Vingtième numéro des Possibles, la revue éditée à l’initiative du Conseil scientifique d’Attac

Le vingtième numéro de la revue trimestrielle Les Possibles, éditée à l’initiative du Conseil scientifique d’Attac, est disponible. Retrouvez ci-dessous le sommaire de ce numéro et inscrivez-vous pour recevoir la revue.

Éditorial : Notre drame de France

L’embrasement de la cathédrale de Paris a réduit en cendres un pan du patrimoine commun de près de mille ans, mais il est intervenu juste au moment où s’effondre le modèle qui marque notre temps. Le temps où tout est ravalé au rang de moyens à faire de l’argent ; le temps où se dégradent les services publics, la protection sociale et le droit du travail ; le temps où le bien commun est laissé à l’abandon ou alors est marchandisé. Notre drame de France est là : l’actuelle présidence de la République est la pire de celles que nous ayons connues, parce qu’elle veut entériner à jamais la mainmise des marchés financiers sur le moindre espace social ou naturel, le ruissellement de la richesse du bas vers le haut et le renvoi de chacun à sa propre responsabilité des difficultés que la société lui inflige.

Notre drame de France est que l’indécence des très grands bourgeois revête les habits de la générosité en déversant immédiatement des centaines de millions d’euros, tout en s’étonnant qu’on ne les en remercie pas ou ne les en félicite pas, comme l’a déclaré Monsieur Bernard Arnault. Notre drame de France est que l’incendie d’une cathédrale venue du Moyen Âge nous ait fait retourner à ce temps où l’achat d’indulgences permettait aux puissants de s’acheter un coin de paradis.

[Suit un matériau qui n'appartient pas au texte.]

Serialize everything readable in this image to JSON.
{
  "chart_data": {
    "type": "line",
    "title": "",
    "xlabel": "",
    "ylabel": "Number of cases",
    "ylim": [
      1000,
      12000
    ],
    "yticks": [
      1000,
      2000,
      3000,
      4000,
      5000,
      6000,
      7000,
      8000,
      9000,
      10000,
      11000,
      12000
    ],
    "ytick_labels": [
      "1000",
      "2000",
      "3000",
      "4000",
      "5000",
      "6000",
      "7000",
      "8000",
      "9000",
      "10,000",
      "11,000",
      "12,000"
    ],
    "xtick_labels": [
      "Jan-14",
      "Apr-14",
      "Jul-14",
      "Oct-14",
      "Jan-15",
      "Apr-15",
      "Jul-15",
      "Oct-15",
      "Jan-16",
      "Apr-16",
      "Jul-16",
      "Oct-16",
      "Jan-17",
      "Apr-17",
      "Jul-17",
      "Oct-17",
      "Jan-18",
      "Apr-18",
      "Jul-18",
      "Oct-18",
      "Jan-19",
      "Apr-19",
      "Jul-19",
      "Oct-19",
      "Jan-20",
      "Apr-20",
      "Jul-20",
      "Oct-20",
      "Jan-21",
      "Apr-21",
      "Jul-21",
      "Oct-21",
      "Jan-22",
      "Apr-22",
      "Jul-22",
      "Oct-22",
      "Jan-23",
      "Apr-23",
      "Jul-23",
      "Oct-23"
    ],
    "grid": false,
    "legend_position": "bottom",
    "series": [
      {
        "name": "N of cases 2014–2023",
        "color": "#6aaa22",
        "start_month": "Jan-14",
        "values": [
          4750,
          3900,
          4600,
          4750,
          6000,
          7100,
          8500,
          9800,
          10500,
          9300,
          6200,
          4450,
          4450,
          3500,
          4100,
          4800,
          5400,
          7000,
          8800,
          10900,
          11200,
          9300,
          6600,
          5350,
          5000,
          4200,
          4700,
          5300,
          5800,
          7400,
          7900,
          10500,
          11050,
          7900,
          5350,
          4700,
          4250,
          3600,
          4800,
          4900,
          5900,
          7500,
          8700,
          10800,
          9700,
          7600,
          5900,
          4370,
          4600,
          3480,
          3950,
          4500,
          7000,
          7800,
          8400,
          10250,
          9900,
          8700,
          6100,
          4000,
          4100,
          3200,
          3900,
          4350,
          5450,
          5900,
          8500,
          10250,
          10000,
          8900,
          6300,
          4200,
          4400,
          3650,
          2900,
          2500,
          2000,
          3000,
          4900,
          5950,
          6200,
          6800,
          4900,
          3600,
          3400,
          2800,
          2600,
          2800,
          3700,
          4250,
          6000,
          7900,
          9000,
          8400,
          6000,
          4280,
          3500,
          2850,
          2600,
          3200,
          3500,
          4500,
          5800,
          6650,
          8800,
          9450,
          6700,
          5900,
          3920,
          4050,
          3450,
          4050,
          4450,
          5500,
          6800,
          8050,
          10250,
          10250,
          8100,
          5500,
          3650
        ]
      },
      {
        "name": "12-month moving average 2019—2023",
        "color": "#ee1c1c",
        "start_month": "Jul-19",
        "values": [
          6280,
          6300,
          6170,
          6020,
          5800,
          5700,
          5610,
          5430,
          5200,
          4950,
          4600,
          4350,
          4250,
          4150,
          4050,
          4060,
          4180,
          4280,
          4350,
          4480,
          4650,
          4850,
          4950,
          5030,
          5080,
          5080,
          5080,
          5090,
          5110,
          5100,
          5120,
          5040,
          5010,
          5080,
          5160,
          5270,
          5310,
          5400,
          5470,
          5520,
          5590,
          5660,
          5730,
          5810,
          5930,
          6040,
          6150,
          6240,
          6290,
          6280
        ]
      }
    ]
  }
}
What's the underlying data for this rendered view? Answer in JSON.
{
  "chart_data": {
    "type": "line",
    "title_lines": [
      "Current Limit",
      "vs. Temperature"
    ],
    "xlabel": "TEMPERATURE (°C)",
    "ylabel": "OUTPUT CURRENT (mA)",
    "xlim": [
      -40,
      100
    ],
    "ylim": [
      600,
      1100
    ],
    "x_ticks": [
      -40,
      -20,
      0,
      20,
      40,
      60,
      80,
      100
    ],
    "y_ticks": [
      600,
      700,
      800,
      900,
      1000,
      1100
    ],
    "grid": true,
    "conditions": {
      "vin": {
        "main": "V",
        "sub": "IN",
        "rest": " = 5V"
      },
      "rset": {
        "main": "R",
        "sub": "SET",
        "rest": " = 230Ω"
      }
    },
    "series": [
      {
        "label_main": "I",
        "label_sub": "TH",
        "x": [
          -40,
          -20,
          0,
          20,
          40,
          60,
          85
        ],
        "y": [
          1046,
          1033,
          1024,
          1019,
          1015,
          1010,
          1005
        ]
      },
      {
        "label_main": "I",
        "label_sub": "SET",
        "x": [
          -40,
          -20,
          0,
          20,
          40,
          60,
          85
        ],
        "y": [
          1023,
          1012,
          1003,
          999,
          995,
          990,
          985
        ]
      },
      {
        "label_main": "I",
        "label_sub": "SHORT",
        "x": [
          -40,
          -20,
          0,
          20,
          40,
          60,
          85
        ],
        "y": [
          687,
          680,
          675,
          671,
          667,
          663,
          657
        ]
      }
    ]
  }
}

Notre drame de France est que l’effondrement du modèle où le progrès identifié au capitalisme conquérant est tel qu’il entraîne avec lui un affaiblissement de la démocratie et une perte de légitimité des institutions chargée de garantir celle-ci. La situation est rendue au point où le gouvernement actuel du « pays des droits de l’homme » dote sa police d’armes potentiellement létales, qui éborgnent et arrachent des bras et des mains. Une police qui jette à terre femmes et enfants, terrorise les citoyens qui usent de leur droit de manifester, et dont le ministre, afin de détourner l’attention, invente une fake news sur une prétendue « attaque » d’un hôpital. L’hôpital est attaqué, certes, mais pas par des gilets jaunes ou rouges ; il est menacé de mort lente parce que, au mépris de toute règle démocratique, on le voue à un management de type capitaliste, où la rentabilité devient la norme, à la place de la qualité des soins.

Le dossier que nous proposons fait suite à certains des précédents numéros qui abordaient la question démocratique sous divers angles : droits, justice et démocratie (n° 10), la droitisation des politiques (n° 12), militarisation et contrôle social (n° 13), ou bien les débats sur le populisme (n° 13, 14, 15). Cette fois, nous abordons la démocratie dans ses rapports avec la géopolitique mondiale. Notre dossier s’ouvre donc par un article de Yorgos Mitralias, qui explique comment l’idée du socialisme renaît aux États-Unis, avec une campagne de fond de Bernie Sanders et d’Alexandria Ocasio-Cortez, « la plus illustre des représentantes de ces Millennials radicaux et socialistes ». Pascal Boniface montre ensuite que la politique de Trump, loin de signifier un retrait du rôle de « gendarme du monde » des États-Unis, constitue un « impérialisme débridé ». À la place d’une hégémonie libérale, arrive une hégémonie « illibérale ». En bref, Trump assure les Américains que leur sécurité intérieure dépend d’un interventionnisme extérieur intense.